HK1 inactivation and glycolysis inhibition lead to glycolysis stress, inducing inflammatory damage of NLRP3 inflammatory small body activation, GSDMD and pro-IL-1 beta cleavage and mature OL.
result is demyelination and shaft mutation.
drp1 in mature OL prevented these abnormal events from occurring from the outset, thereby reducing OL inflammation, myelin loss, and white matter degeneration observed in AD.
Xin Qi's lab, which led the study, has been studying Drp for a decade, focusing on Parkinson's disease and Huntington's disease.
" he said: "The results of this study suggest that targeting the Drp1-HK1-NLRP3 pathline and reducing the expression of the Drp1 protein can help reduce the downstream cascading effect of abnormal brain function associated with AD progression.
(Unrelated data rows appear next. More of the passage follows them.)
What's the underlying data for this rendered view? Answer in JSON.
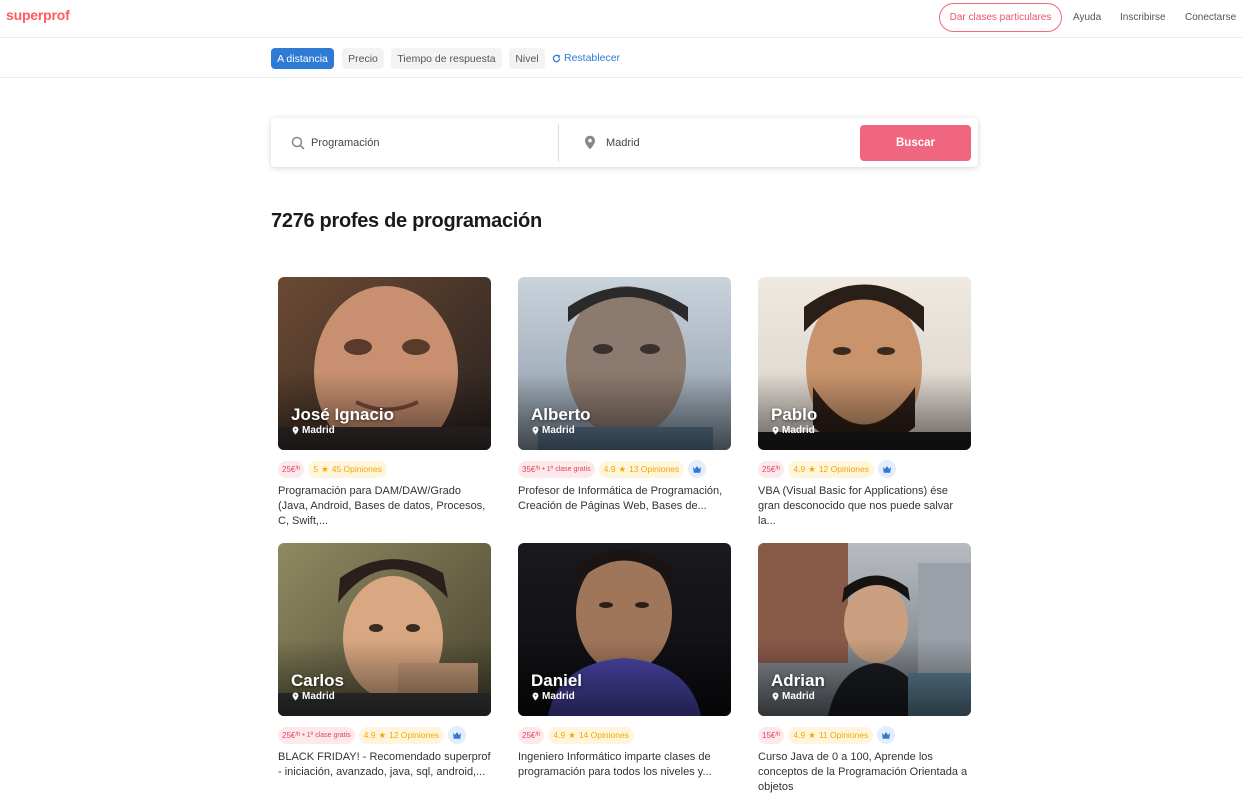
{
  "header": {
    "logo": "superprof",
    "give_classes": "Dar clases particulares",
    "links": [
      "Ayuda",
      "Inscribirse",
      "Conectarse"
    ]
  },
  "filters": {
    "chips": [
      "A distancia",
      "Precio",
      "Tiempo de respuesta",
      "Nivel"
    ],
    "active": "A distancia",
    "reset": "Restablecer"
  },
  "search": {
    "subject": "Programación",
    "location": "Madrid",
    "button": "Buscar"
  },
  "results_title": "7276 profes de programación",
  "colors": {
    "brand": "#ff5a5f",
    "accent_blue": "#2e7bd6",
    "search_button": "#f0667f",
    "star": "#f2a900"
  },
  "tutors": [
    {
      "name": "José Ignacio",
      "location": "Madrid",
      "price": "25€",
      "per": "/h",
      "free_class": "",
      "rating": "5",
      "reviews": "45 Opiniones",
      "badge": false,
      "description": "Programación para DAM/DAW/Grado (Java, Android, Bases de datos, Procesos, C, Swift,..."
    },
    {
      "name": "Alberto",
      "location": "Madrid",
      "price": "35€",
      "per": "/h",
      "free_class": "• 1ª clase gratis",
      "rating": "4.9",
      "reviews": "13 Opiniones",
      "badge": true,
      "description": "Profesor de Informática de Programación, Creación de Páginas Web, Bases de..."
    },
    {
      "name": "Pablo",
      "location": "Madrid",
      "price": "25€",
      "per": "/h",
      "free_class": "",
      "rating": "4.9",
      "reviews": "12 Opiniones",
      "badge": true,
      "description": "VBA (Visual Basic for Applications) ése gran desconocido que nos puede salvar la..."
    },
    {
      "name": "Carlos",
      "location": "Madrid",
      "price": "25€",
      "per": "/h",
      "free_class": "• 1ª clase gratis",
      "rating": "4.9",
      "reviews": "12 Opiniones",
      "badge": true,
      "description": "BLACK FRIDAY! - Recomendado superprof - iniciación, avanzado, java, sql, android,..."
    },
    {
      "name": "Daniel",
      "location": "Madrid",
      "price": "25€",
      "per": "/h",
      "free_class": "",
      "rating": "4.9",
      "reviews": "14 Opiniones",
      "badge": false,
      "description": "Ingeniero Informático imparte clases de programación para todos los niveles y..."
    },
    {
      "name": "Adrian",
      "location": "Madrid",
      "price": "15€",
      "per": "/h",
      "free_class": "",
      "rating": "4.9",
      "reviews": "11 Opiniones",
      "badge": true,
      "description": "Curso Java de 0 a 100, Aprende los conceptos de la Programación Orientada a objetos"
    }
  ]
}
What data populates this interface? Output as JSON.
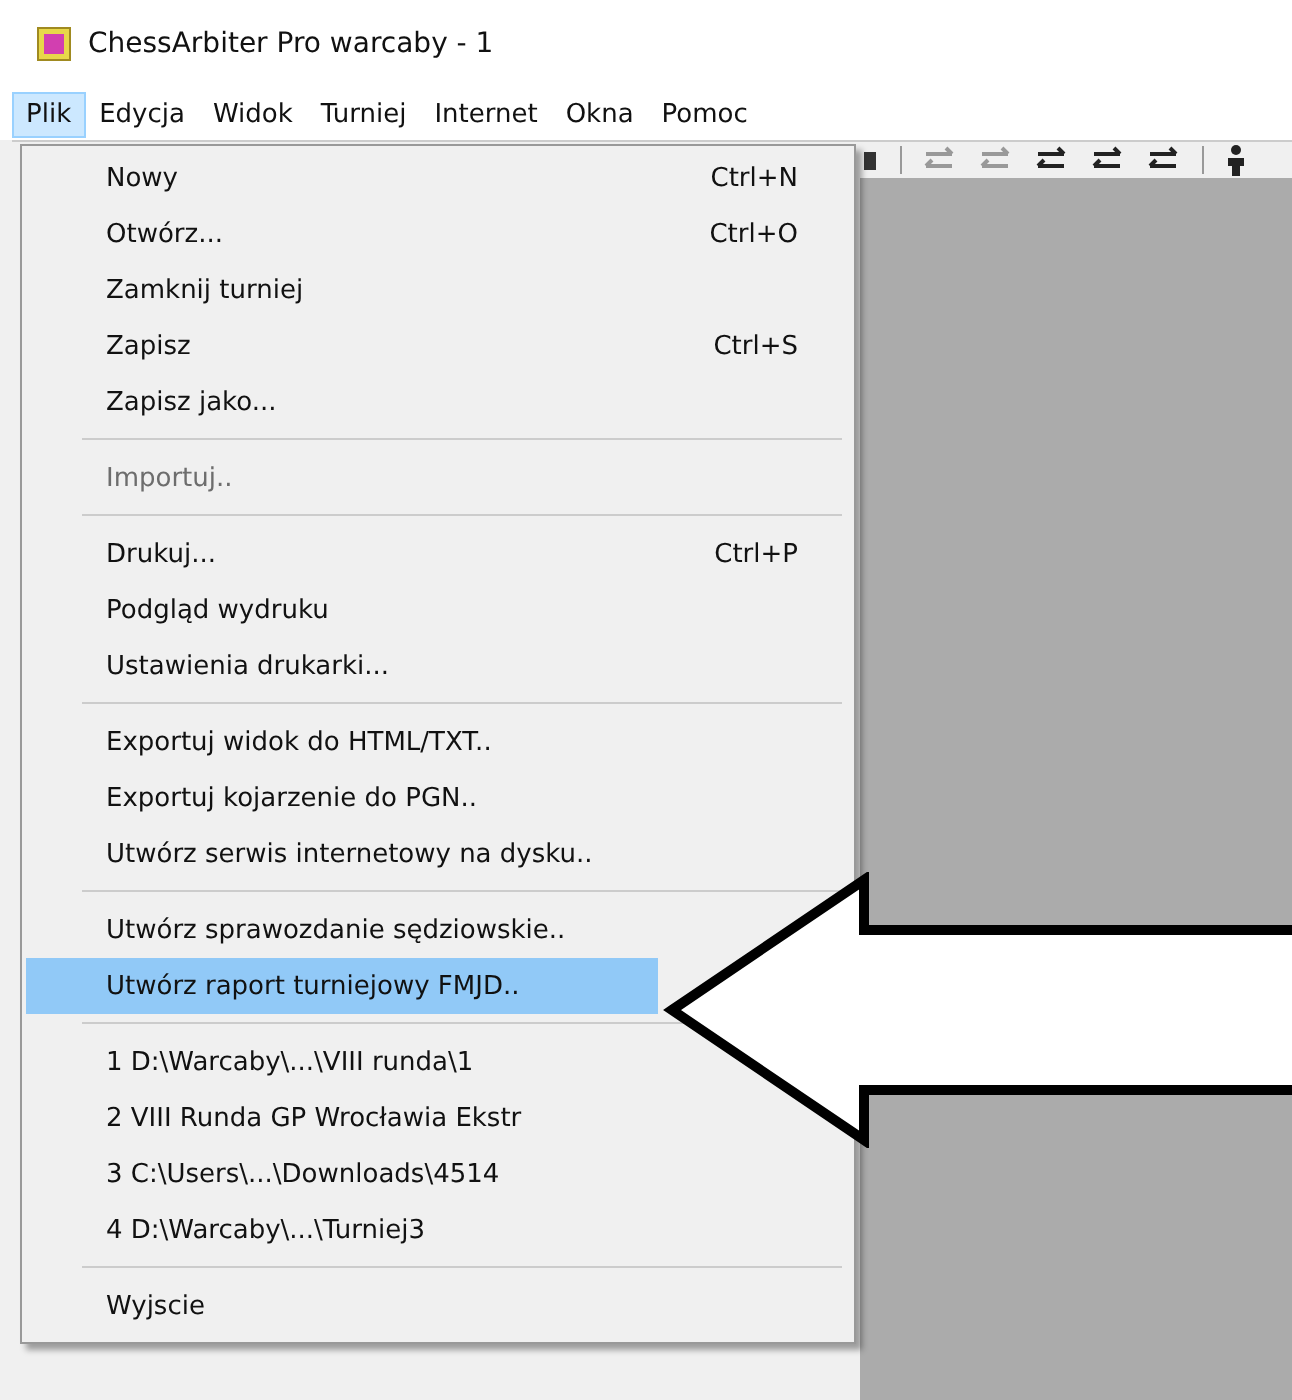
{
  "window": {
    "title": "ChessArbiter Pro warcaby - 1"
  },
  "menubar": [
    {
      "label": "Plik",
      "selected": true
    },
    {
      "label": "Edycja",
      "selected": false
    },
    {
      "label": "Widok",
      "selected": false
    },
    {
      "label": "Turniej",
      "selected": false
    },
    {
      "label": "Internet",
      "selected": false
    },
    {
      "label": "Okna",
      "selected": false
    },
    {
      "label": "Pomoc",
      "selected": false
    }
  ],
  "file_menu": {
    "items": [
      {
        "kind": "item",
        "label": "Nowy",
        "shortcut": "Ctrl+N",
        "disabled": false,
        "selected": false
      },
      {
        "kind": "item",
        "label": "Otwórz...",
        "shortcut": "Ctrl+O",
        "disabled": false,
        "selected": false
      },
      {
        "kind": "item",
        "label": "Zamknij turniej",
        "disabled": false,
        "selected": false
      },
      {
        "kind": "item",
        "label": "Zapisz",
        "shortcut": "Ctrl+S",
        "disabled": false,
        "selected": false
      },
      {
        "kind": "item",
        "label": "Zapisz jako...",
        "disabled": false,
        "selected": false
      },
      {
        "kind": "separator"
      },
      {
        "kind": "item",
        "label": "Importuj..",
        "disabled": true,
        "selected": false
      },
      {
        "kind": "separator"
      },
      {
        "kind": "item",
        "label": "Drukuj...",
        "shortcut": "Ctrl+P",
        "disabled": false,
        "selected": false
      },
      {
        "kind": "item",
        "label": "Podgląd wydruku",
        "disabled": false,
        "selected": false
      },
      {
        "kind": "item",
        "label": "Ustawienia drukarki...",
        "disabled": false,
        "selected": false
      },
      {
        "kind": "separator"
      },
      {
        "kind": "item",
        "label": "Exportuj widok do HTML/TXT..",
        "disabled": false,
        "selected": false
      },
      {
        "kind": "item",
        "label": "Exportuj kojarzenie do PGN..",
        "disabled": false,
        "selected": false
      },
      {
        "kind": "item",
        "label": "Utwórz serwis internetowy na dysku..",
        "disabled": false,
        "selected": false
      },
      {
        "kind": "separator"
      },
      {
        "kind": "item",
        "label": "Utwórz sprawozdanie sędziowskie..",
        "disabled": false,
        "selected": false
      },
      {
        "kind": "item",
        "label": "Utwórz raport turniejowy FMJD..",
        "disabled": false,
        "selected": true
      },
      {
        "kind": "separator"
      },
      {
        "kind": "item",
        "label": "1 D:\\Warcaby\\...\\VIII runda\\1",
        "disabled": false,
        "selected": false
      },
      {
        "kind": "item",
        "label": "2 VIII Runda GP Wrocławia Ekstr",
        "disabled": false,
        "selected": false
      },
      {
        "kind": "item",
        "label": "3 C:\\Users\\...\\Downloads\\4514",
        "disabled": false,
        "selected": false
      },
      {
        "kind": "item",
        "label": "4 D:\\Warcaby\\...\\Turniej3",
        "disabled": false,
        "selected": false
      },
      {
        "kind": "separator"
      },
      {
        "kind": "item",
        "label": "Wyjscie",
        "disabled": false,
        "selected": false
      }
    ]
  }
}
" in fact, Professor Qi's lab has patented a small molecule of a peptide inhibitor that regulates the expression of Drp1, which prevents the degeneration of brain cells.
, Pieper said, only a handful of drugs have been approved for AD since AD was discovered in 1907.
these drugs provide short-term symptom relief benefits by enhancing nerve delivery, they do not slow the progression of the disease.
the scale of AD is exploding as the population ages, it is critical to identify early treatments for AD.
resources: 1 s New pathway in Alzheimer's disease providess earlier target for potential therapies (Source: Medical Press) 2 s Xinwen Zhang et al. Oligodendroglial glycolytic stress triggers inflammasome activation and neuropathology in Alzheimer's disease. Science Advances (2020). DOI: 10.1126/sciadv.abb8680。